Protokoll der Sitzung vom 21.11.2002

(Frau Körtner [CDU]: „Verlässlich- keit durch Unterricht“ heißt das! )

Die Antwort, bitte!

Da bietet sich im Augenblick immer das Land Hessen an. Es ist so schön, wenn man das miteinander vergleicht. Sie haben dort inzwischen auch - nennen das auch so - Grundschulen mit verlässlichen Zeiten. Sie haben nach uns angefangen, haben eine ähnliche Pflichtstundenzahl - etwas weniger als wir -, in den 25 Pflichtstunden ist auch der Englischunterricht enthalten, sie haben aber keine Vertretungsreserve für Ihre Schulen eingesetzt. Deshalb haben die Schulen eben das Problem, die Verlässlichkeit darzustellen.

Es ist bei uns erstmalig gelungen - das zeigt diese Umfrage des Landeselternrates -, den Unterrichtsausfall sofort zu bekämpfen, nämlich noch am gleichen Tag oder spätestens am zweiten Tag. Ich

finde, das ist eines der großartigsten Ergebnisse dieser Umfrage.

(Beifall bei der SPD)

Herr Dr. Stratmann! Dann Herr Busemann zur zweiten Frage.

Frau Ministerin, wie beurteilen Sie die Aussage der SPD-Landtagskandidatin für den Bereich Northeim, die am 14. November gesagt hat: „Wir alle - und auch ich persönlich - würden viel lieber die Volle Halbtagsschule behalten.“?

(Lachen bei der SPD)

Frau Jürgens-Pieper!

Da ich dieses Zitat nicht kenne, kann ich es nicht kommentieren. Ich würde jedenfalls an solch einer Stelle vorsichtig sein.

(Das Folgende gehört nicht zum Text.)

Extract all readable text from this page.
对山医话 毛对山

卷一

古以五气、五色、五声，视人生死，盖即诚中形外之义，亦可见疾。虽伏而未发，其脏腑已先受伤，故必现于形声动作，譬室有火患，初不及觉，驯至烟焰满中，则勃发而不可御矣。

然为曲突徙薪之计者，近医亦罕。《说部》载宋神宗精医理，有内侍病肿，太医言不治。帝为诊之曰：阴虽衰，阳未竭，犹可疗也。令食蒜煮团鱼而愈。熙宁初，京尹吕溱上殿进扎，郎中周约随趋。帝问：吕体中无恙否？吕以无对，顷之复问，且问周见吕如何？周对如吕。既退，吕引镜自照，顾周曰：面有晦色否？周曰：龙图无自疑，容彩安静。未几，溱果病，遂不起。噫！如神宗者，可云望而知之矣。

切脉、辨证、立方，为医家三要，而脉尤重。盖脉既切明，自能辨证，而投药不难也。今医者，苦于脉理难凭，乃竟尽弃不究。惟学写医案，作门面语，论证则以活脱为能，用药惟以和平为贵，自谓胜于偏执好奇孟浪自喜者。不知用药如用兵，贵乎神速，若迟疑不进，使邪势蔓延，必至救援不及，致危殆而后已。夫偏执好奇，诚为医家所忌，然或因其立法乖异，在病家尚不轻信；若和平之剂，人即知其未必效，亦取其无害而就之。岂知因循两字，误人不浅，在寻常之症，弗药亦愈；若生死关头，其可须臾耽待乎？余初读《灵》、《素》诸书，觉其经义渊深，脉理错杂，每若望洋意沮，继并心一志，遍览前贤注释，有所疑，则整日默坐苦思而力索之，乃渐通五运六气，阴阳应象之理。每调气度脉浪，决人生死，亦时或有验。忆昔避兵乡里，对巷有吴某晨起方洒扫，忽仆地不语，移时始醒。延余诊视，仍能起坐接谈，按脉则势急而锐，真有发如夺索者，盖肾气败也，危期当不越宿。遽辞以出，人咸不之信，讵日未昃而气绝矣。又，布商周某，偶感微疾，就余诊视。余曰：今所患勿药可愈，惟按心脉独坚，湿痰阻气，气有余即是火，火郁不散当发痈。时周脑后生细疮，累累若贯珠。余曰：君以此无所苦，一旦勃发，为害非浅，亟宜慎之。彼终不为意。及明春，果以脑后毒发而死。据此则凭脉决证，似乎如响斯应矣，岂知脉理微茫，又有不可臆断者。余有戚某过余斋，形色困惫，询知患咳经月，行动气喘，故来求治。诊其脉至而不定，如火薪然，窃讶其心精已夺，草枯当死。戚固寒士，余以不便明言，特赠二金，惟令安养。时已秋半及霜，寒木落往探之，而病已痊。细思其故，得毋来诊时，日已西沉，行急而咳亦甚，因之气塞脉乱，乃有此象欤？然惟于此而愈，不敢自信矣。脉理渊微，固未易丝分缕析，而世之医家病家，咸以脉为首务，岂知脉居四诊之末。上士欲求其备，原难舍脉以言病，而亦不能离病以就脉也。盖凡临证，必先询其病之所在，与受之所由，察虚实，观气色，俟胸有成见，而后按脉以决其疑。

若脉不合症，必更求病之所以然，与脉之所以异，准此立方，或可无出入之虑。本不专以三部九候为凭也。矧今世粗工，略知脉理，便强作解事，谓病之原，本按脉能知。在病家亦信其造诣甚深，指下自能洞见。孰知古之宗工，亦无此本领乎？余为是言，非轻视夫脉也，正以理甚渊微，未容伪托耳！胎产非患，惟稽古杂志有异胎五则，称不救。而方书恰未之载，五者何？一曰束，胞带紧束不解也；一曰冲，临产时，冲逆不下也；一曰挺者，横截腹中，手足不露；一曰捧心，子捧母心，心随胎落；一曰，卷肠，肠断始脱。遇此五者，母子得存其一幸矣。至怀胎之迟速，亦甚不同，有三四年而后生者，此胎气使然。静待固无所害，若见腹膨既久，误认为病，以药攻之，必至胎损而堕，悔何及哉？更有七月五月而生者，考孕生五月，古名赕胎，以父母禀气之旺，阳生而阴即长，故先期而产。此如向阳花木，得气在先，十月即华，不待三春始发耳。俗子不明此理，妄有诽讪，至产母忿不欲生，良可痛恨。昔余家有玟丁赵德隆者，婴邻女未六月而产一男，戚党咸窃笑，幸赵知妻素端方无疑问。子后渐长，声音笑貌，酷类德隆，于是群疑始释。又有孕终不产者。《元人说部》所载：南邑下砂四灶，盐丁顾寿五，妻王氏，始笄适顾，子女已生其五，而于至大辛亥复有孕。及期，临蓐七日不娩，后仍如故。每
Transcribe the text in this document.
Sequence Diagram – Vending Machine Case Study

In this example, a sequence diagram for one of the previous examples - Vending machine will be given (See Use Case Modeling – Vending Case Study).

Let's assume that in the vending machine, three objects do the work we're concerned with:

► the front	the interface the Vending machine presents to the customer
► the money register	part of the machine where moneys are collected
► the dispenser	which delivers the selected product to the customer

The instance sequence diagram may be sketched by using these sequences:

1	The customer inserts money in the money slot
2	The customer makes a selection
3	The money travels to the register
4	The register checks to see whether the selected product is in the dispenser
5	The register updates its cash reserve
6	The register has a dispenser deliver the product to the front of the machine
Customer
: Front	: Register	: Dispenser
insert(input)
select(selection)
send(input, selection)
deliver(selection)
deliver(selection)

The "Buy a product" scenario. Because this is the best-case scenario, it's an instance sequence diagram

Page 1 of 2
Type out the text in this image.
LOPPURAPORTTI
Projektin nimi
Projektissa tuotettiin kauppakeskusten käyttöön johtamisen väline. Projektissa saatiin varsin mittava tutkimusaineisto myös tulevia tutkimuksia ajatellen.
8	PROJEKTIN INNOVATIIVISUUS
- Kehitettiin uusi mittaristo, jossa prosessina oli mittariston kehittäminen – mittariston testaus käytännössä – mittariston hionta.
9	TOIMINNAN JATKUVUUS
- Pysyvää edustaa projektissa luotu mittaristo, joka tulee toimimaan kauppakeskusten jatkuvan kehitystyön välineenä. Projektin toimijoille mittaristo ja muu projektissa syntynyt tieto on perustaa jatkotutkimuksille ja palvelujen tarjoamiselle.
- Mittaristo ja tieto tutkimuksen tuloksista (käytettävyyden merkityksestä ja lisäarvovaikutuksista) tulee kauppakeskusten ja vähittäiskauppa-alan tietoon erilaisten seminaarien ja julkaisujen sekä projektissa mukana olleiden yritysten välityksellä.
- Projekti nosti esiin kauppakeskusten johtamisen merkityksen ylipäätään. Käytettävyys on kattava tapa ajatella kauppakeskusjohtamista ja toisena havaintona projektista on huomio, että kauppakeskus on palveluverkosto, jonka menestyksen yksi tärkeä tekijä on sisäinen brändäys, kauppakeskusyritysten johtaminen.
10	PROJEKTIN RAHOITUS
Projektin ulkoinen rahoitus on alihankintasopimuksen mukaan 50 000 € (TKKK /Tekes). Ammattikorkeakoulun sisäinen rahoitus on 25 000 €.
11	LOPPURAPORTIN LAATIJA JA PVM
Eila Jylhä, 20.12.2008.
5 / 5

Aber die Sache kann ich durchaus kommentieren.

Inzwischen ist doch klar, dass unsere Vollen Halbtagsschulen zwar ein sehr gut ausgestattetes Konzept hatten - Sie wissen, es waren gegenüber der normal ausgestatteten Grundschule immerhin 30 % Stunden mehr -, dass dieses Konzept aber aus finanziellen Gründen nicht in die Fläche zu bringen war - das ist der eine Punkt -, dass sie aber, da sie keine Vertretungsreserve in dieser organisierten Form hatten, wie wir sie jetzt haben, den Unterrichtsausfall und die Verlässlichkeit nicht in diesem Ausmaß hinbekommen haben wie jetzt die Verlässliche Grundschule.

(Beifall bei der SPD)

Das ist der besondere Vorteil dieses Konzepts.

(Klare [CDU]: Das glauben Sie doch selber nicht!)

- Herr Klare, Sie sind doch derjenige, der im Gegensatz zu anderen regelmäßig mit im Kultusausschuss sitzt. Dort lagen in der Zeit, als es nur die Vollen Halbtagsschulen gab, immer Petitionen dazu vor, dass Unterrichtsausfall stattgefunden hat, und es wurden über die 30-prozentige Ausstattung

hinaus noch Stunden gefordert. Wissen Sie, warum? - Weil das Instrument, Lehrerstunden dort hineinzugeben, die dann eingesetzt werden, nicht zur Verfügung steht, wenn der Unterrichtsausfall eintritt. Das funktioniert nicht. Sie brauchen die Flexibilität über die Vertretungsreserve und über die Möglichkeit der Stundenverträge.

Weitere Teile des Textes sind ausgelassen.